Chapter 1. — Occasion of the epistle
Most excellent Diognetus, I see that you are eager to learn about the Christian way of worshipping God. You ask carefully: What God do they trust in? What form of religion do they keep, that lets them look down on the world and despise death? Why do they reject the gods of the Greeks and also refuse the superstitions of the Jews? What is this love they have for one another? And why has this new way of life only now appeared in the world, instead of long ago?
I gladly welcome your interest. I pray that God, who enables both speaker and hearer, will grant me to speak in such a way that you will be edified, and you to hear in such a way that I will not regret having spoken.
Chapter 2. — The vanity of idols
Come, then. Free your mind of its old prejudices. Lay aside the customs you inherited, since they only deceive you. Become, as it were, a new man — for you are about to hear a new teaching.
Now look honestly at the things you call gods, not just with your eyes but with your understanding. What are they made of? One is stone, no different from the stone you walk on. Another is brass, no better than your kitchen vessels. A third is rotten wood. A fourth is silver — and needs a man to guard it from thieves. A fifth is iron, eaten by rust. A sixth is clay, the same stuff used for the lowest household ware.
All are made of perishable matter. All are shaped by fire and tools. The sculptor made one, the smith another, the silversmith a third, the potter a fourth. Before the artisan worked them, each was just raw material — and any of them could just as easily have been made into a common pot instead of a god. Could not these very gods, if reworked, become ordinary vessels again?
They are deaf, blind, lifeless, senseless, motionless, and rotting. These you call gods. These you serve. These you worship. And you become like them.

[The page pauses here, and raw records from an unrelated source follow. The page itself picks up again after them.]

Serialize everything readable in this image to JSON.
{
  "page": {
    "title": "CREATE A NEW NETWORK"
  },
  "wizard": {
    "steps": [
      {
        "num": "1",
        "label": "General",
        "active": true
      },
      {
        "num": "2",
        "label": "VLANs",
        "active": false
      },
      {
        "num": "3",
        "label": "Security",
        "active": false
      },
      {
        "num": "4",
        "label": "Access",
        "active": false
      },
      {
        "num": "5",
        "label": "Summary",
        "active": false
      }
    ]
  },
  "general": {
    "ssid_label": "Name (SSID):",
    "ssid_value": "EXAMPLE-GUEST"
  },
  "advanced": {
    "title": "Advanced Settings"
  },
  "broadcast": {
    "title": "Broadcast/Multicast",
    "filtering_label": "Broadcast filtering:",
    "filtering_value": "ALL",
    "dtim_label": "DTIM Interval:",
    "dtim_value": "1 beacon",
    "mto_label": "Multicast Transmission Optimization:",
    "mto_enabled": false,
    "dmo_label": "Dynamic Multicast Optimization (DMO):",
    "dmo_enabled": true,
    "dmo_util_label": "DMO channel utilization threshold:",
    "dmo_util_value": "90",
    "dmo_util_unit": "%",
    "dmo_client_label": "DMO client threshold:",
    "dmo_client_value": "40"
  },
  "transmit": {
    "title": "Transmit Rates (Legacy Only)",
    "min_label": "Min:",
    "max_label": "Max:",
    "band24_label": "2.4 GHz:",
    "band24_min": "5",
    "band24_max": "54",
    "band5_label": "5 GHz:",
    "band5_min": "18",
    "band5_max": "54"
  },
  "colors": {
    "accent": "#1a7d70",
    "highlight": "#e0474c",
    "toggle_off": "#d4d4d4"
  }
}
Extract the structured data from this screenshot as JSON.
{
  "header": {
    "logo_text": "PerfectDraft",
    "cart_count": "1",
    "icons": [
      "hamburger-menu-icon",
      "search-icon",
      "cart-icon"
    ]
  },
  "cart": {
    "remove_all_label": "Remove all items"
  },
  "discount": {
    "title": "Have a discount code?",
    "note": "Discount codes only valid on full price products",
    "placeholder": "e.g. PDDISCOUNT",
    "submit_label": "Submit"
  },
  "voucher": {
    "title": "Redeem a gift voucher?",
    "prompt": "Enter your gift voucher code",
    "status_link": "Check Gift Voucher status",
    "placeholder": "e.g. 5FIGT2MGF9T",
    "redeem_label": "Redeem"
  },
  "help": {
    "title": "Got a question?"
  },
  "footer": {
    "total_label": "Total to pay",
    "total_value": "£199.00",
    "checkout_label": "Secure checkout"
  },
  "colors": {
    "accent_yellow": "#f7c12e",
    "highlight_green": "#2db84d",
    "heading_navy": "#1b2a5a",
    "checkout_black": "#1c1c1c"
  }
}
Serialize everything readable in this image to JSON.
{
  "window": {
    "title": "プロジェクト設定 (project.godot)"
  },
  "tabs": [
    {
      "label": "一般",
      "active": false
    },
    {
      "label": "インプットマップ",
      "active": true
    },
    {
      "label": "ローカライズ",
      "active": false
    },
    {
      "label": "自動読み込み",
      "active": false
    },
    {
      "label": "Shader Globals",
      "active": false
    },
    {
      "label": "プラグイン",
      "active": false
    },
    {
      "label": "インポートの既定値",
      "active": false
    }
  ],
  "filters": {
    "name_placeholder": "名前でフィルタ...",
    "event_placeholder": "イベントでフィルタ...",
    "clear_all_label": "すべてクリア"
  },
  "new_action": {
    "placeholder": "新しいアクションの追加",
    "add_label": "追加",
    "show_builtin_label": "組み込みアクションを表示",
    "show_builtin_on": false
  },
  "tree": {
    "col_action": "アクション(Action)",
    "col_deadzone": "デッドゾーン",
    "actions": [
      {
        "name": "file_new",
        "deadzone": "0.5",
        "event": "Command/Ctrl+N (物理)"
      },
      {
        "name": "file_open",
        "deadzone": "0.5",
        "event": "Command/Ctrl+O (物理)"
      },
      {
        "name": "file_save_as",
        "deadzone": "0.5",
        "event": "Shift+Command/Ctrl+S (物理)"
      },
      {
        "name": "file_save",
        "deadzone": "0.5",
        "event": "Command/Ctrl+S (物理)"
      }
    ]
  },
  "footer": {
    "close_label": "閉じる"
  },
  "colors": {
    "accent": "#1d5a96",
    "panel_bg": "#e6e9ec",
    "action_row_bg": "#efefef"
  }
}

You hate the Christians for refusing to call these things gods. But do you not insult your own gods more than the Christians do? You leave the stone and clay ones unguarded, but lock up the silver and gold ones at night with watchmen, afraid of thieves. The honors you offer them — if the gods can feel, you torment them; if they cannot, you only prove their lifelessness by smearing them with blood and burnt offerings. No human being would tolerate such treatment, unless forced. A stone bears it only because it cannot feel.
I could say much more, but if this is not enough, more would be wasted.

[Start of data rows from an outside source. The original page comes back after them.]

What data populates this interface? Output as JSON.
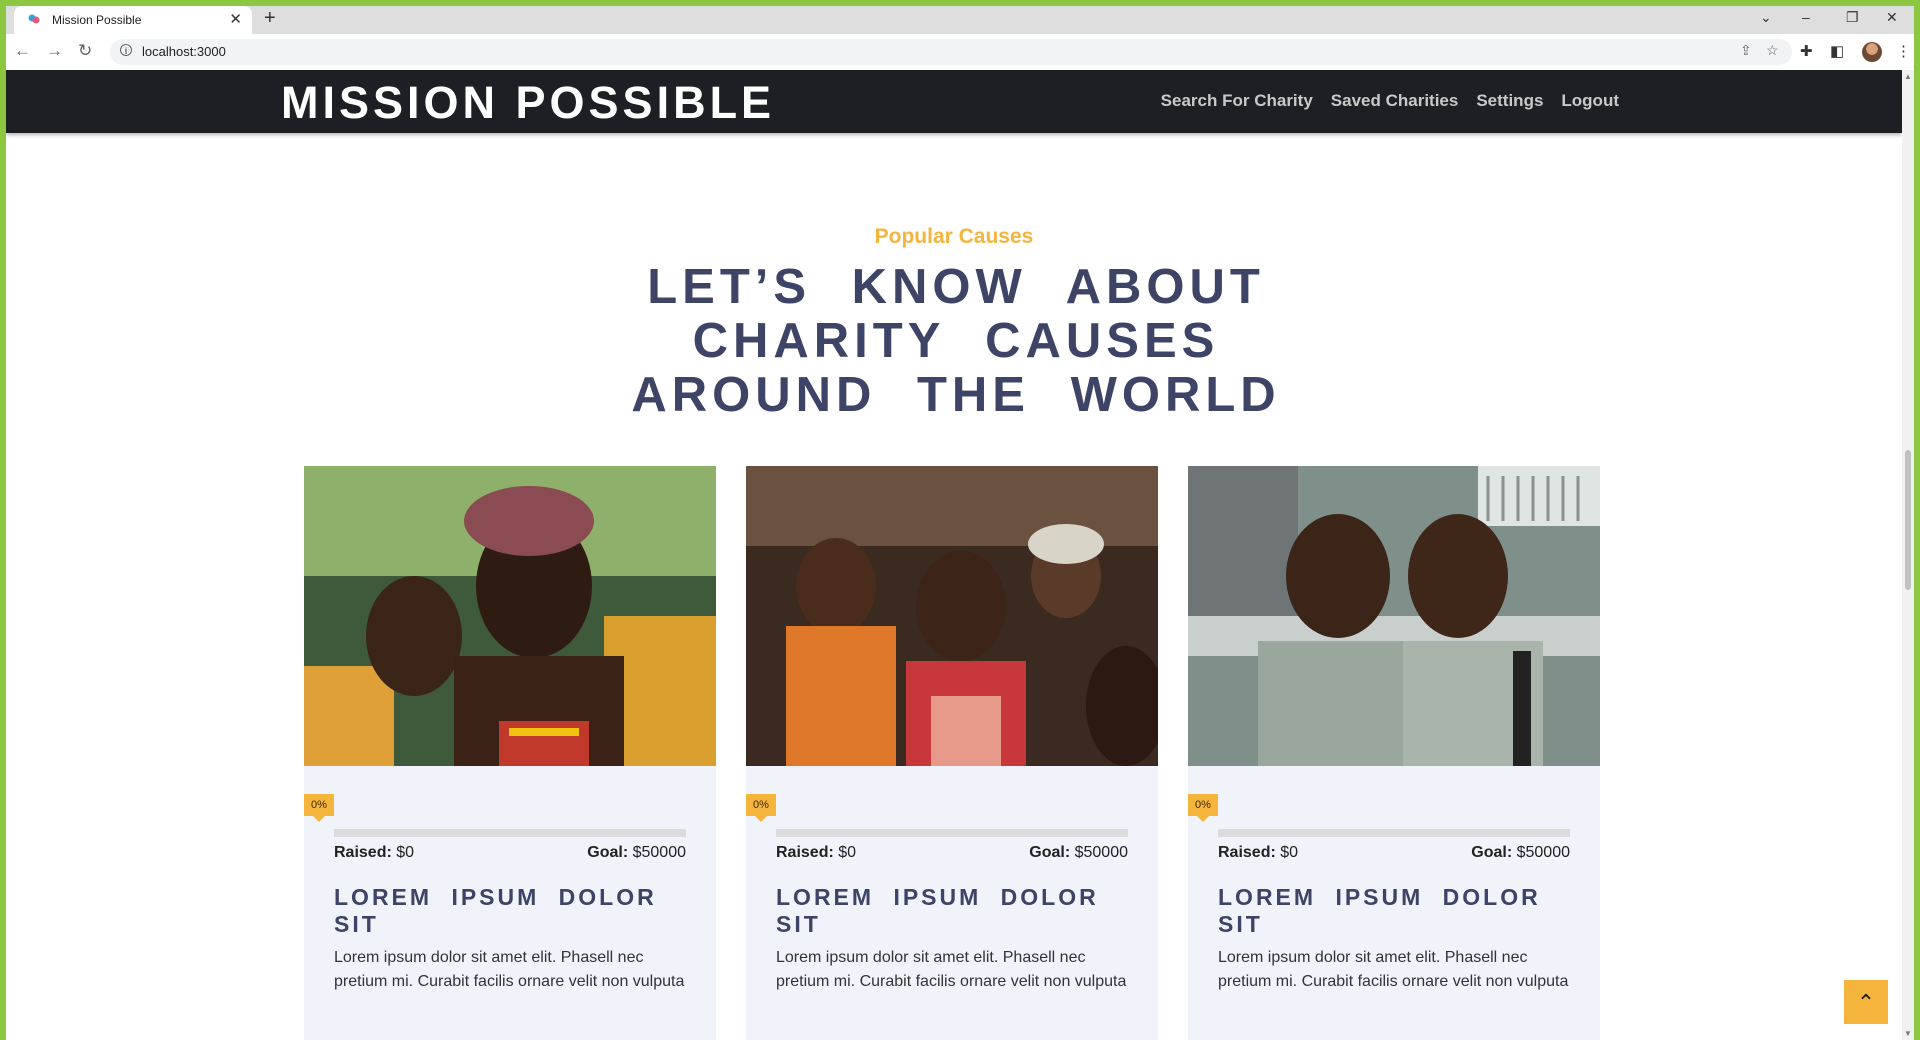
{
  "browser": {
    "tab_title": "Mission Possible",
    "url": "localhost:3000",
    "accent_color": "#8dc63f"
  },
  "nav": {
    "brand": "MISSION POSSIBLE",
    "links": [
      "Search For Charity",
      "Saved Charities",
      "Settings",
      "Logout"
    ]
  },
  "hero": {
    "eyebrow": "Popular Causes",
    "title": "Let’s know about charity causes around the world"
  },
  "cards": [
    {
      "progress": "0%",
      "progress_fraction": 0,
      "raised_label": "Raised:",
      "raised_value": "$0",
      "goal_label": "Goal:",
      "goal_value": "$50000",
      "title": "Lorem ipsum dolor sit",
      "description": "Lorem ipsum dolor sit amet elit. Phasell nec pretium mi. Curabit facilis ornare velit non vulputa",
      "image": "children-group-photo"
    },
    {
      "progress": "0%",
      "progress_fraction": 0,
      "raised_label": "Raised:",
      "raised_value": "$0",
      "goal_label": "Goal:",
      "goal_value": "$50000",
      "title": "Lorem ipsum dolor sit",
      "description": "Lorem ipsum dolor sit amet elit. Phasell nec pretium mi. Curabit facilis ornare velit non vulputa",
      "image": "smiling-girl-photo"
    },
    {
      "progress": "0%",
      "progress_fraction": 0,
      "raised_label": "Raised:",
      "raised_value": "$0",
      "goal_label": "Goal:",
      "goal_value": "$50000",
      "title": "Lorem ipsum dolor sit",
      "description": "Lorem ipsum dolor sit amet elit. Phasell nec pretium mi. Curabit facilis ornare velit non vulputa",
      "image": "two-boys-photo"
    }
  ],
  "colors": {
    "navbar": "#1e1f24",
    "accent": "#f5b43c",
    "heading": "#3d4465",
    "card_bg": "#f1f3fb"
  }
}
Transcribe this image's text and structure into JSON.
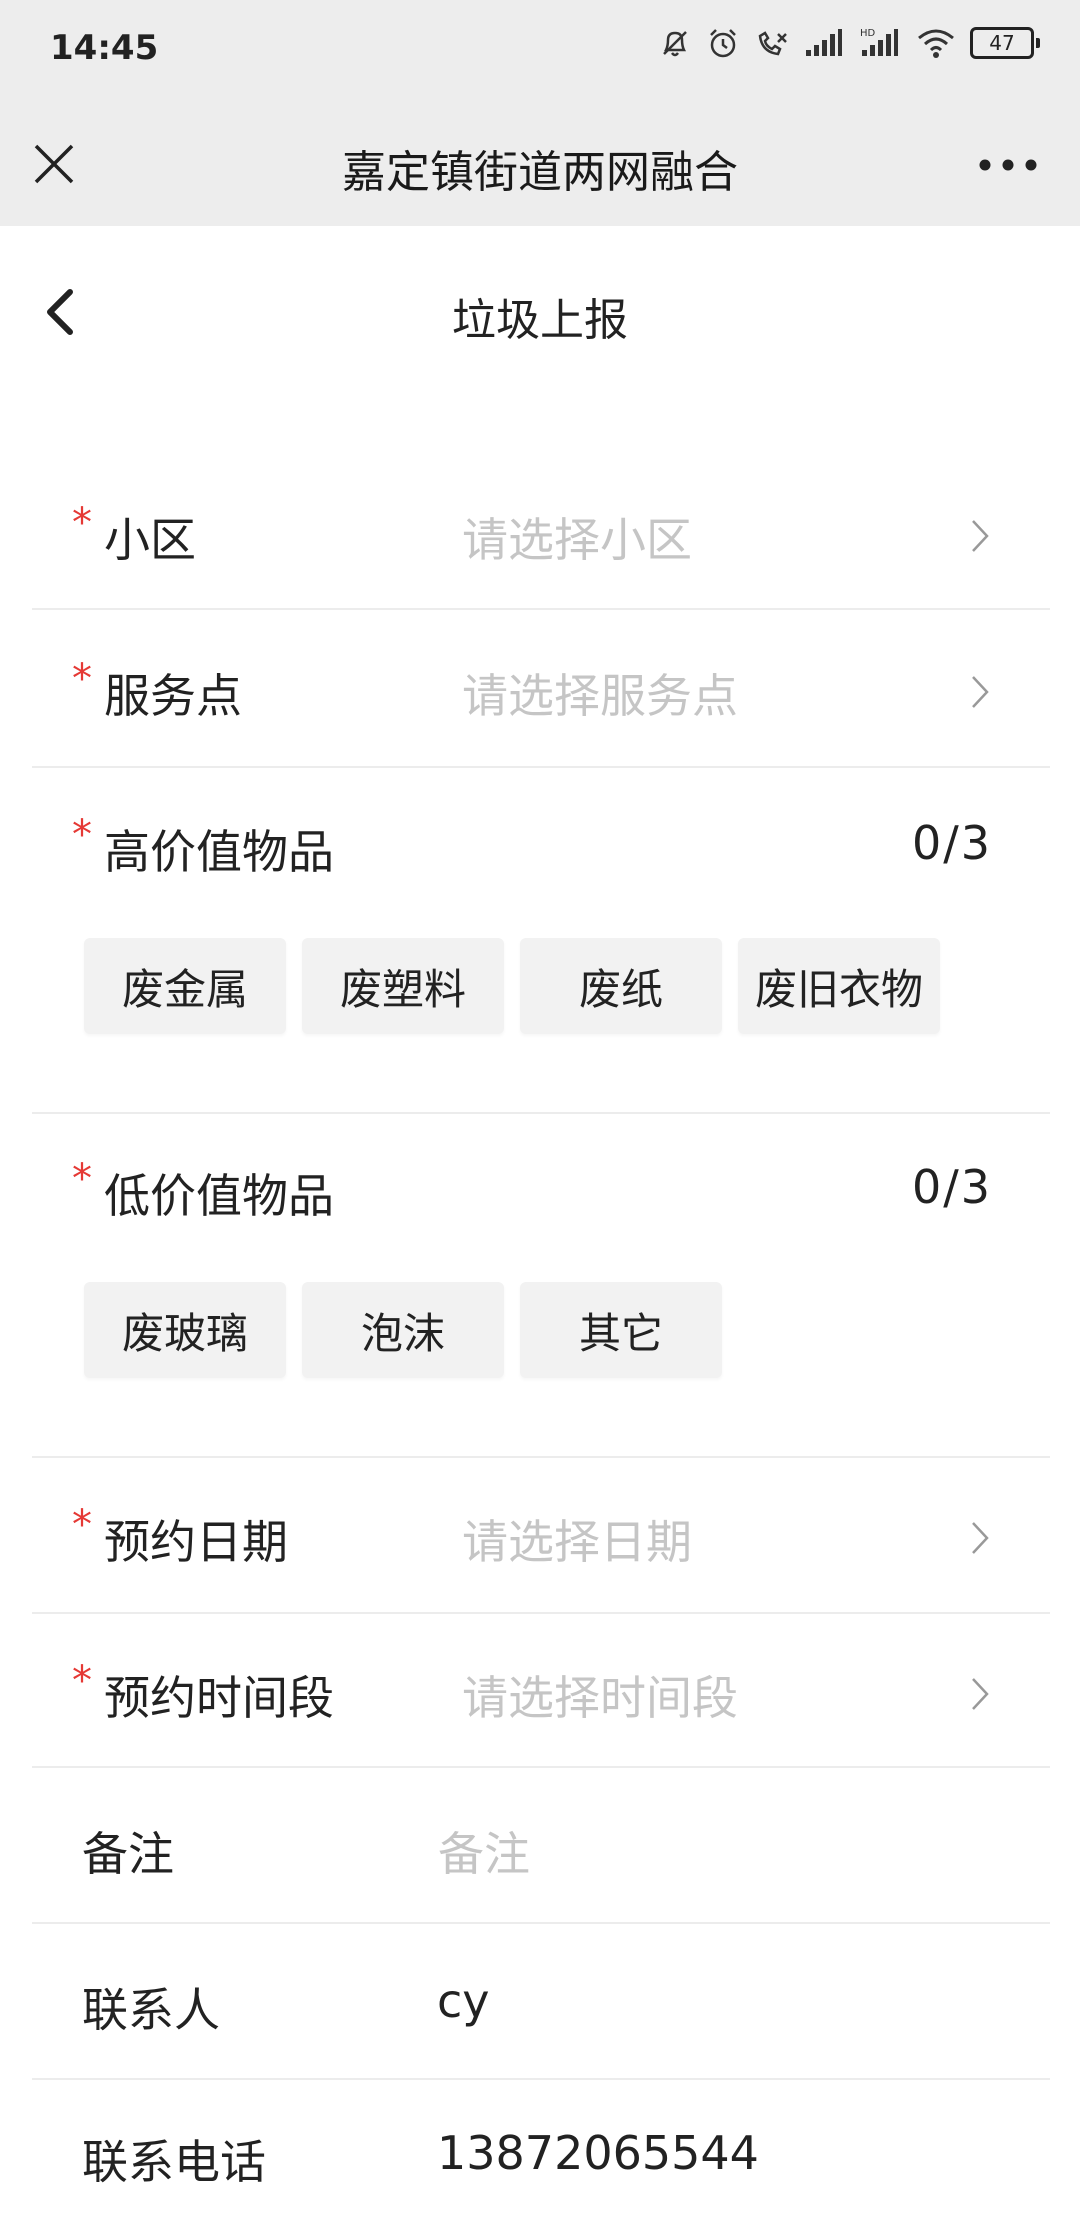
{
  "status_bar": {
    "time": "14:45",
    "battery": "47"
  },
  "wechat_bar": {
    "title": "嘉定镇街道两网融合"
  },
  "header": {
    "title": "垃圾上报"
  },
  "form": {
    "required_mark": "*",
    "community": {
      "label": "小区",
      "placeholder": "请选择小区"
    },
    "service_point": {
      "label": "服务点",
      "placeholder": "请选择服务点"
    },
    "high_value": {
      "label": "高价值物品",
      "count": "0/3",
      "options": [
        "废金属",
        "废塑料",
        "废纸",
        "废旧衣物"
      ]
    },
    "low_value": {
      "label": "低价值物品",
      "count": "0/3",
      "options": [
        "废玻璃",
        "泡沫",
        "其它"
      ]
    },
    "date": {
      "label": "预约日期",
      "placeholder": "请选择日期"
    },
    "time_slot": {
      "label": "预约时间段",
      "placeholder": "请选择时间段"
    },
    "remark": {
      "label": "备注",
      "placeholder": "备注"
    },
    "contact": {
      "label": "联系人",
      "value": "cy"
    },
    "phone": {
      "label": "联系电话",
      "value": "13872065544"
    }
  },
  "colors": {
    "required": "#e53935",
    "placeholder": "#c5c5c5",
    "bar_bg": "#ededed",
    "tag_bg": "#f2f2f2"
  }
}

Chapter 3. — Superstitions of the Jews
Next you will want to hear why Christians do not worship as the Jews do. The Jews are right insofar as they reject idols and worship one God as Lord of all. But they err greatly in how they worship Him.

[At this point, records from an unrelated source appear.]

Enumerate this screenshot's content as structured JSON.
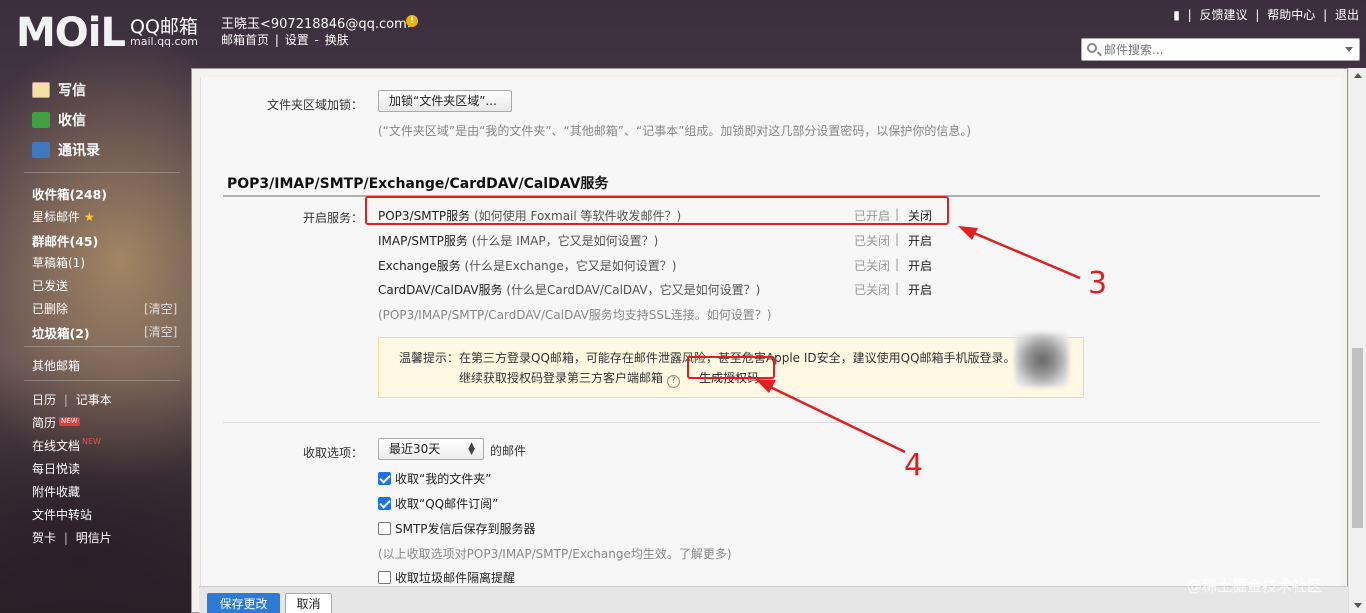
{
  "header": {
    "logo_text": "MOiL",
    "product_name": "QQ邮箱",
    "domain": "mail.qq.com",
    "user": "王晓玉<907218846@qq.com>",
    "nav": [
      "邮箱首页",
      "设置",
      "换肤"
    ],
    "nav_sep": "|",
    "nav_sep2": "-",
    "top_links": [
      "反馈建议",
      "帮助中心",
      "退出"
    ],
    "search_placeholder": "邮件搜索..."
  },
  "sidebar": {
    "actions": [
      "写信",
      "收信",
      "通讯录"
    ],
    "folders": [
      {
        "label": "收件箱(248)",
        "bold": true
      },
      {
        "label": "星标邮件",
        "bold": false
      },
      {
        "label": "群邮件(45)",
        "bold": true
      },
      {
        "label": "草稿箱(1)",
        "bold": false
      },
      {
        "label": "已发送",
        "bold": false
      },
      {
        "label": "已删除",
        "bold": false,
        "clear": "[清空]"
      },
      {
        "label": "垃圾箱(2)",
        "bold": true,
        "clear": "[清空]"
      }
    ],
    "other_mailbox": "其他邮箱",
    "apps": [
      {
        "label": "日历"
      },
      {
        "label": "记事本"
      },
      {
        "label": "简历",
        "badge": "NEW"
      },
      {
        "label": "在线文档",
        "badge": "NEW"
      },
      {
        "label": "每日悦读"
      },
      {
        "label": "附件收藏"
      },
      {
        "label": "文件中转站"
      },
      {
        "label": "贺卡"
      },
      {
        "label": "明信片"
      }
    ]
  },
  "folder_lock": {
    "label": "文件夹区域加锁：",
    "button": "加锁“文件夹区域”...",
    "hint": "(“文件夹区域”是由“我的文件夹”、“其他邮箱”、“记事本”组成。加锁即对这几部分设置密码，以保护你的信息。)"
  },
  "services": {
    "title": "POP3/IMAP/SMTP/Exchange/CardDAV/CalDAV服务",
    "label": "开启服务：",
    "items": [
      {
        "name": "POP3/SMTP服务",
        "paren": "(如何使用 Foxmail 等软件收发邮件？)",
        "status": "已开启",
        "action": "关闭"
      },
      {
        "name": "IMAP/SMTP服务",
        "paren": "(什么是 IMAP，它又是如何设置？)",
        "status": "已关闭",
        "action": "开启"
      },
      {
        "name": "Exchange服务",
        "paren": "(什么是Exchange，它又是如何设置？)",
        "status": "已关闭",
        "action": "开启"
      },
      {
        "name": "CardDAV/CalDAV服务",
        "paren": "(什么是CardDAV/CalDAV，它又是如何设置？)",
        "status": "已关闭",
        "action": "开启"
      }
    ],
    "status_sep": "|",
    "ssl_hint": "(POP3/IMAP/SMTP/CardDAV/CalDAV服务均支持SSL连接。如何设置？)",
    "tip_line1": "温馨提示：在第三方登录QQ邮箱，可能存在邮件泄露风险，甚至危害Apple ID安全，建议使用QQ邮箱手机版登录。",
    "tip_line2": "继续获取授权码登录第三方客户端邮箱",
    "help_glyph": "?",
    "gen_code": "生成授权码"
  },
  "receive": {
    "label": "收取选项：",
    "select_value": "最近30天",
    "select_suffix": "的邮件",
    "options": [
      {
        "label": "收取“我的文件夹”",
        "checked": true
      },
      {
        "label": "收取“QQ邮件订阅”",
        "checked": true
      },
      {
        "label": "SMTP发信后保存到服务器",
        "checked": false
      }
    ],
    "hint": "(以上收取选项对POP3/IMAP/SMTP/Exchange均生效。了解更多)",
    "spam_option": {
      "label": "收取垃圾邮件隔离提醒",
      "checked": false
    }
  },
  "footer": {
    "save": "保存更改",
    "cancel": "取消"
  },
  "annotations": {
    "num3": "3",
    "num4": "4"
  },
  "watermark": "@稀土掘金技术社区",
  "colors": {
    "annotation": "#e02020",
    "primary_button": "#2c7bd6",
    "checkbox_on": "#1a73e8"
  }
}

The Gentiles, by giving offerings to senseless idols, show madness. The Jews, by offering the same kinds of things to God as if He needed them, show folly. For the One who made heaven and earth, and gives us all that we need, has no need of anything we could give Him. To imagine that God is honored by the blood and smoke of sacrifices — as if He depended on us for anything — is not so different from what the idol-worshipers do.
Chapter 4. — The other observances of the Jews
As for Jewish scruples about food, their superstition about the Sabbath, their boasting about circumcision, and their fancies about fasts and new moons — I do not think you need me to explain how absurd these are.
To accept some foods that God made for human use, and reject others as unclean — by what right? To pretend God forbids doing good on the Sabbath — how is that not impious? To glory in circumcision as proof of being especially beloved by God — how is that not ridiculous? To watch the stars and the moon to mark out months and days, sorting God's seasons into times of feasting and times of mourning according to their own preferences (Galatians 4:10) — who would call this divine worship rather than folly?
So I trust you are convinced that Christians are right to abstain both from the common error of pagans and from the busy meddling and empty boasting of the Jews. But the actual mystery of Christian worship — that you must not hope to learn from any mortal teacher.